The text of the tweet can be split like this:
String[] split = "Hello World".split("( )+");
The reduce
method requires a so called accumulator.
For this method, an instance of HashMap<>
or LinkedHashMap<>
seams to be a good idea.
The next part is the reduction step and should be an instance of BiFunction<>
.
It's a function where the accumulator and a single value is passed in and the accumulator is returned after the value is processed (e.g. inserted to a list).
The last part is a combiner.
It's meant to combine two accumulator values but you won't need it this time.
Debugging hint: the latest IntelliJ Idea ships with the plugin Java Stream Debugger. The plugin visualizes how the stream is transformed step by step (including the actual data).
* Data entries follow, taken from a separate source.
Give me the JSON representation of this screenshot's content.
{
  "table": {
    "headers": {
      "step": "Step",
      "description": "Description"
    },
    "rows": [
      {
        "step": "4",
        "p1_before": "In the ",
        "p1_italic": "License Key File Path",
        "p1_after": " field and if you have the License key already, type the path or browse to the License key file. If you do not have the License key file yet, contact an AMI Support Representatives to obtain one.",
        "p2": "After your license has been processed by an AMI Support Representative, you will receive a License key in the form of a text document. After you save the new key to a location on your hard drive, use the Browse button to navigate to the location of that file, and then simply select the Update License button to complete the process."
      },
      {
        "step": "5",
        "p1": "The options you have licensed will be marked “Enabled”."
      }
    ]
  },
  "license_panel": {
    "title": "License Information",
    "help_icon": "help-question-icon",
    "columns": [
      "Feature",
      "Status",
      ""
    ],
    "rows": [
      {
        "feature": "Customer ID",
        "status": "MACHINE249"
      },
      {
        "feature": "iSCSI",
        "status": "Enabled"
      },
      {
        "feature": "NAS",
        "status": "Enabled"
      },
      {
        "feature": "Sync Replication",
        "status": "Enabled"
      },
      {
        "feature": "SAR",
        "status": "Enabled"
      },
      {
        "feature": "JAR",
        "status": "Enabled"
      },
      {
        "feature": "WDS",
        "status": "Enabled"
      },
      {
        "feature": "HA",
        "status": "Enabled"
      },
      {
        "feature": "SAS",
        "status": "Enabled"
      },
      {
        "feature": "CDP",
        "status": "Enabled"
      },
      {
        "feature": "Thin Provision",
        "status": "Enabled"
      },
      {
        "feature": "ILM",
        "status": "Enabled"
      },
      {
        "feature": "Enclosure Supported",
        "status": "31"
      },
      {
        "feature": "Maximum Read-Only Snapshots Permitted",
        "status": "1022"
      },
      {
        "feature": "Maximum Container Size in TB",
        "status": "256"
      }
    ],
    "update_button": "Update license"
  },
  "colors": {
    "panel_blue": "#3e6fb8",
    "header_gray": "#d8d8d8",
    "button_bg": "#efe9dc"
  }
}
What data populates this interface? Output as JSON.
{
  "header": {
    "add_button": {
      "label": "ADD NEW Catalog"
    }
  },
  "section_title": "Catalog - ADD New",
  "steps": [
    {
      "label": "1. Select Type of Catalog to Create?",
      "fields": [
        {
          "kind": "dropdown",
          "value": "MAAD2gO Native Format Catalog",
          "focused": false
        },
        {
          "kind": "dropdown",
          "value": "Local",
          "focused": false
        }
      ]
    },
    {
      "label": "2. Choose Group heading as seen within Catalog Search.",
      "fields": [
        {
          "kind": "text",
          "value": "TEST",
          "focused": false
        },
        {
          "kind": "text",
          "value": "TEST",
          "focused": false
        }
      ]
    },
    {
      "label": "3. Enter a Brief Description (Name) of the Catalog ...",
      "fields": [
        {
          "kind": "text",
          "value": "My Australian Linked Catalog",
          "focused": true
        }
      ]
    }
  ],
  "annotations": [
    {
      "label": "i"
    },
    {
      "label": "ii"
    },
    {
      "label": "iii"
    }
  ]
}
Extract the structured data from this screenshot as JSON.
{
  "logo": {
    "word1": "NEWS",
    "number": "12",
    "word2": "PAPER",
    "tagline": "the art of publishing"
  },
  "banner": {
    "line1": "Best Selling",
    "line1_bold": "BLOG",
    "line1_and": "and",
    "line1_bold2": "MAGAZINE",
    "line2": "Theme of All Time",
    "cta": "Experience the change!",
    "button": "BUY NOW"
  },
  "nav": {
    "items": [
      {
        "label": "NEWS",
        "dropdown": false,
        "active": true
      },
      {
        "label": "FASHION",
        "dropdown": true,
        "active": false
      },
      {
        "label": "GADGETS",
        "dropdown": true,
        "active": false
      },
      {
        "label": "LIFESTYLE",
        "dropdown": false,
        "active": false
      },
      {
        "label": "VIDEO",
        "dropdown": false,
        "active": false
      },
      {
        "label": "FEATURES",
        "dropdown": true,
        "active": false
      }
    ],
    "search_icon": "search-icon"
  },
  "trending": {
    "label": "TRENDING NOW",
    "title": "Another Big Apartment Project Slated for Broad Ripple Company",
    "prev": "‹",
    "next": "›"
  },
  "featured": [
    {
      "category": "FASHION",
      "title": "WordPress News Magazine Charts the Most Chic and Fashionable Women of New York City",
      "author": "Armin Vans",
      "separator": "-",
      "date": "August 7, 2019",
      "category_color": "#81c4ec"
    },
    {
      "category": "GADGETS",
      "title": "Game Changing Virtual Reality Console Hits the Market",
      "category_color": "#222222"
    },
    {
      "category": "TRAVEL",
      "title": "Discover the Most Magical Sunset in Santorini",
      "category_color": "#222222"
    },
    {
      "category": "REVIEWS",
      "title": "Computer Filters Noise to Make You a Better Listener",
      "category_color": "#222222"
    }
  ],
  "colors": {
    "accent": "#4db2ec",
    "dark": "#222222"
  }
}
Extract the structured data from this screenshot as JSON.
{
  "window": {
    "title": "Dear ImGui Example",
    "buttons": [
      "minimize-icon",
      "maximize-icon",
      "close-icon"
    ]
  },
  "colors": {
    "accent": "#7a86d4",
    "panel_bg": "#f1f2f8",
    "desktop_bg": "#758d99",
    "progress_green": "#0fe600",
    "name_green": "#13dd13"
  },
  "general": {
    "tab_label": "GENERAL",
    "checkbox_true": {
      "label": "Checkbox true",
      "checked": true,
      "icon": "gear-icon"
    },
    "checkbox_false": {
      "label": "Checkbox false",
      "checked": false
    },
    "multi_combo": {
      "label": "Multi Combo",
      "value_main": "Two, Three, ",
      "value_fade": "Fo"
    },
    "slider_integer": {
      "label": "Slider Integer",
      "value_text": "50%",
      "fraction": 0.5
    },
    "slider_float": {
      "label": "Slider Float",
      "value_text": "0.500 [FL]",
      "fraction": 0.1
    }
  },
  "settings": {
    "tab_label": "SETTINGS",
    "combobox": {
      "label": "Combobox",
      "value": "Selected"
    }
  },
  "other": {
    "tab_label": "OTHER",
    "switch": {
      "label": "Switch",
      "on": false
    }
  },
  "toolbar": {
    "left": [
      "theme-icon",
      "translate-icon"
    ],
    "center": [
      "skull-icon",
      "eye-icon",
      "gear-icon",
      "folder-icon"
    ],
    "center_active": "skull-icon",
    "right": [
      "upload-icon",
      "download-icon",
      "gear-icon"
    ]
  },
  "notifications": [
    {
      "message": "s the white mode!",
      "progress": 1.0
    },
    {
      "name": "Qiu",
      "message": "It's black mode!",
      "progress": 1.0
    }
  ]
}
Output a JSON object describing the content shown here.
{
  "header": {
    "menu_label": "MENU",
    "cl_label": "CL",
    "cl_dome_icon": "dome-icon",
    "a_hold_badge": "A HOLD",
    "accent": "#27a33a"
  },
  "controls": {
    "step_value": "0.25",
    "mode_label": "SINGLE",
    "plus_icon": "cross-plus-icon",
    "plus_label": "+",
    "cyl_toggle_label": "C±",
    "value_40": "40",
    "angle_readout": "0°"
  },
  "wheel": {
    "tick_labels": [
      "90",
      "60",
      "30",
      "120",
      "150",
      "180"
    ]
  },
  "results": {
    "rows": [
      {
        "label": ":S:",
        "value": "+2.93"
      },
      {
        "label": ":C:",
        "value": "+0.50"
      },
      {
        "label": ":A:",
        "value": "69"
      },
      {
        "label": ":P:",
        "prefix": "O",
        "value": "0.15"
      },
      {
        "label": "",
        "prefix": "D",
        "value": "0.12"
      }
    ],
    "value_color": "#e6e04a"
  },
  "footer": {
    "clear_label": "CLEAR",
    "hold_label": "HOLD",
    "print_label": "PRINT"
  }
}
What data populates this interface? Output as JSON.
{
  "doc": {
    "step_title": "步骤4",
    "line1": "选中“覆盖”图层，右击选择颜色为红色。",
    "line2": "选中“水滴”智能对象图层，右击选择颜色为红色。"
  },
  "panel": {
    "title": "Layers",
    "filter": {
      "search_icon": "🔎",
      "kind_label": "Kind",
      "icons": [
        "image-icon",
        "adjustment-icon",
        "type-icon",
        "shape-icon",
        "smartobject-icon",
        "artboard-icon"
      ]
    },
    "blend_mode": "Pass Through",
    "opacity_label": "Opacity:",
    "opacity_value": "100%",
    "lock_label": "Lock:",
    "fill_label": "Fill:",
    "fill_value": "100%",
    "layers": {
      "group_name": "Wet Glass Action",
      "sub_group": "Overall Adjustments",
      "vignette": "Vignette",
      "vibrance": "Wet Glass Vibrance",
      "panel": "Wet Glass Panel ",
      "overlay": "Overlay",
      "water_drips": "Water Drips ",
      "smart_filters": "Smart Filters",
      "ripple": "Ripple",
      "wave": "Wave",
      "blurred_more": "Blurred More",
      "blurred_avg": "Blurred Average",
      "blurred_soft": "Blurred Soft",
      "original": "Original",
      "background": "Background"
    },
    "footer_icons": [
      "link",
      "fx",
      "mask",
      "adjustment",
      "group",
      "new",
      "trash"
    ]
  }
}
That's very helpful if something is happening you don't expect to happen!
Another hint: the given 3225 tweets are a little bit too much to debug your Stream
if something is going wrong. It may help to limit
the Stream
you're passing to the method calculateWordCount
to e.g. 200 elements!
Last but not least: the Map-Reduce algorithm is a little bit tricky when you implement it for the first time. If you're stuck, Google can help you!
There are already some unit tests but it might be a good idea to extend the test suite.
To be able to use Twitter4j you're required to configure it by setting OAuth consumer key, consumer secret, access token and access token secret in a file called twitter4j.properties
that is in the root of your resources
folder (right next to the files stopwords.txt
and trump_tweets.json
).
The file should have the following structure:
debug=true
oauth.consumerKey=<dummy>
oauth.consumerSecret=<dummy>
oauth.accessToken=<dummy>
oauth.accessTokenSecret=<dummy>
To get these tokens you need to register a Twitter app. Then you have to fill in some basic information about the "app" you're creating.
After the registration of your new app you'll be able to retrieve the required information.
Copy the given structure to a new file twitter4j.properties
and replace the <dummy>
strings with your actual keys and secrets and you should be able to fetch the tweets live from the API.